The battlefield today is a stunning 16 inch walnut and maple high quality board made by the famous Rechapados Ferrer in Spain. The England vs Scotland Chess Men are also available without the board, but either way this is a perfect gift for any history or chess enthusiast.
The First War of Scottish Independence began in earnest with England’s brutal capture of Berwick, in March 1296. This was followed by the Scottish defeat at Dunbar and John Balliol’s abdication in July. By August, the English invasion campaign had subdued most of the country and, after taking the Stone of Destiny from Scone and for installation in Westminster Abbey, Edward called a parliament in Berwick.
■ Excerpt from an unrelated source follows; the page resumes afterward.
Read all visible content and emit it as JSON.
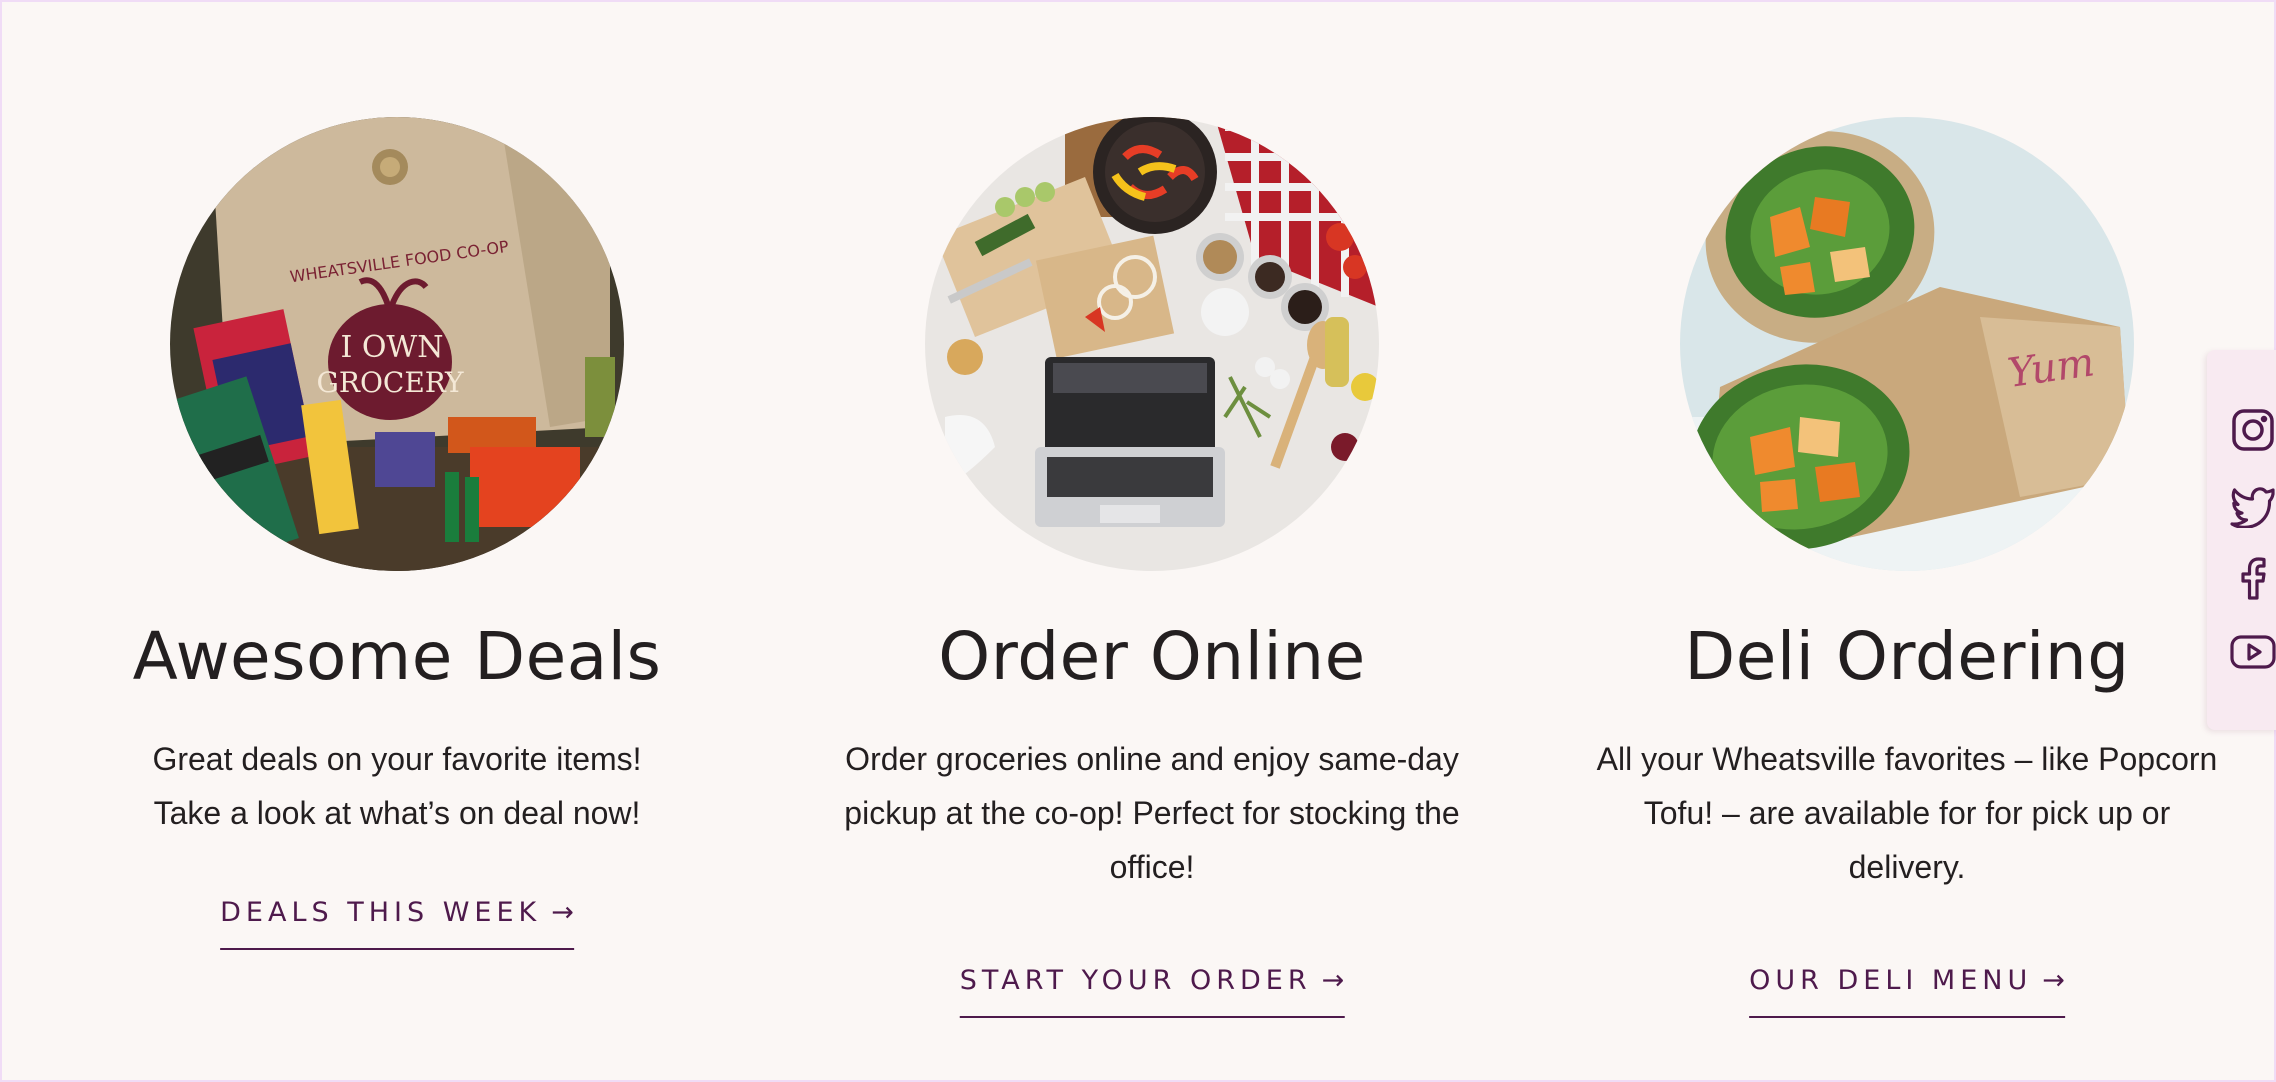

Finally the Scottish nobles paid homage to him as King of England.
In early 1297, however, revolts broke out and those were led by Williams Wallace, Andrew de Moray. This pressured Edward to send more forces to deal with the Scots and although they managed to coerce the nobles into submission at Irvine, Wallace and de Moray's continuing battle campaigns eventually led to the first key Scottish victory, at Stirling Bridge. Moray was fatally wounded in this battle and unfortunately died soon after. Scottish raids continued into northern England and Wallace was appointed as Guardian of Scotland in March 1298. In July, Edward invaded again, intending to crush Wallace and his armies and eventually defeated the Scots at Falkirk on 22nd July 1298.
Wallace was eventually captured in Robroyston in August 1305, handed over to Edward and executed for high treason and crimes against English civilians. After the capture and execution of Wallace, Scotland seemed to have been finally conquered and the revolt calmed for a period.